Performance management: Individual objectives should ladder up to the OPSP priorities. But this only works if you have proper performance review processes and managers who can coach to objectives.
When it works (and when it doesn’t)
Perfect for: Growing SMEs with 30-300 people who have decent leadership but need better alignment. Culture-driven companies. Turnarounds where brutal clarity trumps nuance.
Terrible for: Early startups still finding product-market fit. Heavily regulated industries. Companies where the real problem is leadership capability, not strategic clarity.
The real test: If you can’t distil your strategy onto one page that drives actual behaviour change, the problem might not be your planning tool – it might be your strategy, your leadership team, or your execution capability.
The bottom line: A compass, not a GPS
The One-Page Strategic Plan can be brilliant for cutting through growth fog and getting everyone pulling in the same direction. But it’s not magic – it’s just what happens when you stop hiding behind complexity, make real strategic choices, and build the systems and rhythms to make those choices stick.

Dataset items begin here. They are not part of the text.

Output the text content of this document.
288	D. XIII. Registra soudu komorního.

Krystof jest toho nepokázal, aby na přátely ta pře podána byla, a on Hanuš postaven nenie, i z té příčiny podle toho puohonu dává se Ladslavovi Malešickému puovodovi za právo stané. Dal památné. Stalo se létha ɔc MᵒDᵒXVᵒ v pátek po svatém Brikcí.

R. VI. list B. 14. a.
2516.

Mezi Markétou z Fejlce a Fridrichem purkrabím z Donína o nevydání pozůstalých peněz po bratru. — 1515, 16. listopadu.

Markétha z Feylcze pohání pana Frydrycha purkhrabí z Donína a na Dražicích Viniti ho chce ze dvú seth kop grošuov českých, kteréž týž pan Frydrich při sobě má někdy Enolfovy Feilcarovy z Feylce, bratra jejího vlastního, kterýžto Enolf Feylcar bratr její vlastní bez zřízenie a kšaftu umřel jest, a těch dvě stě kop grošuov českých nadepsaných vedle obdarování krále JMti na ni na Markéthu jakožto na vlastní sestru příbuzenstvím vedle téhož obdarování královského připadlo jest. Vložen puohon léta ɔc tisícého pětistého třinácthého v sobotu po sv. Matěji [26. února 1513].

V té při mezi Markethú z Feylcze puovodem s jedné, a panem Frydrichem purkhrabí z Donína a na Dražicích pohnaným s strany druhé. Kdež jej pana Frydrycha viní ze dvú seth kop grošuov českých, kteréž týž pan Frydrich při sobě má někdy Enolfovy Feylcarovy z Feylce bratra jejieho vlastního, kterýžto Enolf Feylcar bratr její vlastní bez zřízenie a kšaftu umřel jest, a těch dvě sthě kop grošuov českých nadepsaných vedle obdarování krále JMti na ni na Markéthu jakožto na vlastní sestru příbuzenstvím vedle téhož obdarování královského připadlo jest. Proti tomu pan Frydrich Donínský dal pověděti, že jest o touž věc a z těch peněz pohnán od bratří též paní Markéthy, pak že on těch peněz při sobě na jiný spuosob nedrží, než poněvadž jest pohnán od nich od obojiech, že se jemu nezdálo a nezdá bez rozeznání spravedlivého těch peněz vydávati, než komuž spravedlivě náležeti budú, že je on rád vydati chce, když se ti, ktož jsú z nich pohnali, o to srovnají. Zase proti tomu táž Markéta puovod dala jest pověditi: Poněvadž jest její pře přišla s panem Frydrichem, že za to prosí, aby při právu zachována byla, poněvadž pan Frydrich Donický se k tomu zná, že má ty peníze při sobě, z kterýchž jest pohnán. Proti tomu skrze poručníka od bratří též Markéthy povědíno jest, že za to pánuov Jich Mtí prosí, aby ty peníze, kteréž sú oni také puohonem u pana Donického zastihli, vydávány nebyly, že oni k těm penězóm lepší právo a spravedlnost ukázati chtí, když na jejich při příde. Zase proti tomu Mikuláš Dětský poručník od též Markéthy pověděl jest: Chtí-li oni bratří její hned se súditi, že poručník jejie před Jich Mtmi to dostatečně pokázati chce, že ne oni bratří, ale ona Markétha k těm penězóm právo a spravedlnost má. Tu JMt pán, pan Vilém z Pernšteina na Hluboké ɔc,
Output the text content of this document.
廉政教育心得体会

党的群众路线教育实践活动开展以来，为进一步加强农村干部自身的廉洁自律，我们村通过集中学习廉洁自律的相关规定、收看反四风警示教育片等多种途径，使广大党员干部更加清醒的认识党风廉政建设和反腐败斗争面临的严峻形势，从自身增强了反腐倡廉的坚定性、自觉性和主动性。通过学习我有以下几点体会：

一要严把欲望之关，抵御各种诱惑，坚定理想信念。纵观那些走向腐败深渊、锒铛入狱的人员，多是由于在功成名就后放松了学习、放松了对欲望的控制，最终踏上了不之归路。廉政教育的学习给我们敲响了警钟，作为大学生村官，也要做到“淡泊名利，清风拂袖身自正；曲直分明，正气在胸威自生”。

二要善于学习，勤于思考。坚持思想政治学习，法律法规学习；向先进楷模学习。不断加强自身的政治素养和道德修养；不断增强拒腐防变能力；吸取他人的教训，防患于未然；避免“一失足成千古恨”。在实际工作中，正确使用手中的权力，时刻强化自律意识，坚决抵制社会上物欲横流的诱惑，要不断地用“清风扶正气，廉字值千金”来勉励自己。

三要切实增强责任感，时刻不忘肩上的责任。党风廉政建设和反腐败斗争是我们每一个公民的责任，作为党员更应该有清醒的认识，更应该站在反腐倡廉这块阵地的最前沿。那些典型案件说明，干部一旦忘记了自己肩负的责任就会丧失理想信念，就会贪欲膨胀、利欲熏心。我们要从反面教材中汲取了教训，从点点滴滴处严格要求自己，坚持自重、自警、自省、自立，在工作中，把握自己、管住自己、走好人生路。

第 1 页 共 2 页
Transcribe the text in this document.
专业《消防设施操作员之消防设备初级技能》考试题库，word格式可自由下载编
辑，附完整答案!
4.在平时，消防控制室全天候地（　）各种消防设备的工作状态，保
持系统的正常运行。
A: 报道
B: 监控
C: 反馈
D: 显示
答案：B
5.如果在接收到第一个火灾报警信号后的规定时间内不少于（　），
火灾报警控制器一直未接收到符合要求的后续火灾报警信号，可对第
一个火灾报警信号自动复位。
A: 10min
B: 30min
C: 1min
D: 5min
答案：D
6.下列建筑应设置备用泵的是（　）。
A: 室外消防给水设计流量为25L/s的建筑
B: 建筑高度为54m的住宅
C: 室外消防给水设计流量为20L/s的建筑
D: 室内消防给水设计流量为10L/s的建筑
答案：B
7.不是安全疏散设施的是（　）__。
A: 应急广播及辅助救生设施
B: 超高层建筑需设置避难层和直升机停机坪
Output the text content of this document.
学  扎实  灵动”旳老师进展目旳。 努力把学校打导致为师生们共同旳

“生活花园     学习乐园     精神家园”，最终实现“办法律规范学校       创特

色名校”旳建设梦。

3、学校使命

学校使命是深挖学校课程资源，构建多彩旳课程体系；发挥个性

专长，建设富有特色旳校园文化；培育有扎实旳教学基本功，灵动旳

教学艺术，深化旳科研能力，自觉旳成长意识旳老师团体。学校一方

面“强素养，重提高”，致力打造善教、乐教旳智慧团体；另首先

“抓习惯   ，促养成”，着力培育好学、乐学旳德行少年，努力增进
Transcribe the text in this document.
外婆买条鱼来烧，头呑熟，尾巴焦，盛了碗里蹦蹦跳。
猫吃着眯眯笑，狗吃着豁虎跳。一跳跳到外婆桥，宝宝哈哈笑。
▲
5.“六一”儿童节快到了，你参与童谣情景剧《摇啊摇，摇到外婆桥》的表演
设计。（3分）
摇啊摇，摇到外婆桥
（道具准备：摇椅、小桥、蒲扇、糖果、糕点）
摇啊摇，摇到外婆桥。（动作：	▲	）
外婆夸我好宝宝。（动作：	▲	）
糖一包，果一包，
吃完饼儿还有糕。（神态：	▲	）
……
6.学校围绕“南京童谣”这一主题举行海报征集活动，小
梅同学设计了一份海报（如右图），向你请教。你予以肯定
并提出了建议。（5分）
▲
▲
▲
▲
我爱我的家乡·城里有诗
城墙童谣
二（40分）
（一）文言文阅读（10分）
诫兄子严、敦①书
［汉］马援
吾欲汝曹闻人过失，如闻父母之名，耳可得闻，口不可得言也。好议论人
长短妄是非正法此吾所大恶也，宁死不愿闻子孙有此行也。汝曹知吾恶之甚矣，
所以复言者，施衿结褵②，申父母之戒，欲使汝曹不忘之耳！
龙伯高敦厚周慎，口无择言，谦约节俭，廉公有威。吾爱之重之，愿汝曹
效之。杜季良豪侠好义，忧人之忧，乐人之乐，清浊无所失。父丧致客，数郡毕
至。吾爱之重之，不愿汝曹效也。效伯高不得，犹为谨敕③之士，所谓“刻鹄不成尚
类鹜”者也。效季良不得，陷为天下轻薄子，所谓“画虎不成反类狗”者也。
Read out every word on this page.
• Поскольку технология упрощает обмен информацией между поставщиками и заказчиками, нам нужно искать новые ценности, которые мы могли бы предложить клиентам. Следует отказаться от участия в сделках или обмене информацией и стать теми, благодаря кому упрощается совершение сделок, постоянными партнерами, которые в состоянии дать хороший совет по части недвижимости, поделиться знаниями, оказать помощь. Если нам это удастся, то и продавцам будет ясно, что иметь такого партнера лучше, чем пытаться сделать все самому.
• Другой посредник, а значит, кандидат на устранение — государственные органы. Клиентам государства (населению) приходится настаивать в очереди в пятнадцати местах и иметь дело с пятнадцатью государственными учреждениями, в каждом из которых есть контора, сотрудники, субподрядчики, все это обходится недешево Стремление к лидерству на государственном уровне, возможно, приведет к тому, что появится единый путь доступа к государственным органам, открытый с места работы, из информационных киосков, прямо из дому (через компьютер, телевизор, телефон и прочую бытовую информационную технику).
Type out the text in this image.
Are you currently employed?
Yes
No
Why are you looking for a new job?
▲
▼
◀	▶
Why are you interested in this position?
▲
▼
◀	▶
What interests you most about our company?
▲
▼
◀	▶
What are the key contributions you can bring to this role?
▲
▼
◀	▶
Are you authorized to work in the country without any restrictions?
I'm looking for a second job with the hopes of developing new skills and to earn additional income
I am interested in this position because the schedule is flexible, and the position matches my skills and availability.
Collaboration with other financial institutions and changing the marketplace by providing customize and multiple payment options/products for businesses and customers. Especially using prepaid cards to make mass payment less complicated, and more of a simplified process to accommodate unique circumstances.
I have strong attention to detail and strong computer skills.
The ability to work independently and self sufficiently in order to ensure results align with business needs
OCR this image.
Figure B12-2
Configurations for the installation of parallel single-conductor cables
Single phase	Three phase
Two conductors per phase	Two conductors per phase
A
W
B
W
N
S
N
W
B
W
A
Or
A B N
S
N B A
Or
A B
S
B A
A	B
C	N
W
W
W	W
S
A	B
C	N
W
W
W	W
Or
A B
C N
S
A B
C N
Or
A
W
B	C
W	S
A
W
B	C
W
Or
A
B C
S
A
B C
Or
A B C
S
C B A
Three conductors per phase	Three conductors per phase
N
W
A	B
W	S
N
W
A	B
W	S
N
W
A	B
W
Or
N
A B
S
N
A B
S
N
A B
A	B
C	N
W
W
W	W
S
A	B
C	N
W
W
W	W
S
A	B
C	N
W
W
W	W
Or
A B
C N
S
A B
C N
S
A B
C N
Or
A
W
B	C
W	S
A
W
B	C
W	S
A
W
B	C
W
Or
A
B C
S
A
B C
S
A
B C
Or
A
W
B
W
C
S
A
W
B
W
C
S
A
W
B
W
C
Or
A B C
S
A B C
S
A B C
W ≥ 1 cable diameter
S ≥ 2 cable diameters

It forces clarity, drives alignment, and creates accountability. But only if you pair it with capable leadership, proper execution disciplines, and supporting management systems. Without those, you’re just creating prettier wallpaper.
The OPSP is a scalpel in the toolkit of growing businesses, not a sledgehammer that fixes everything. Use it wisely as part of a broader management operating system, and it’ll serve you brilliantly. Expect it to solve fundamental leadership or capability gaps, and you’ll be sorely disappointed.
So here’s your challenge: before you create your one-page plan, honestly assess whether you have the leadership team, execution discipline, and supporting systems to make it work. If yes, crack on – it could be transformational. If no, sort those fundamentals first.
The tool is only as good as the hands that wield it.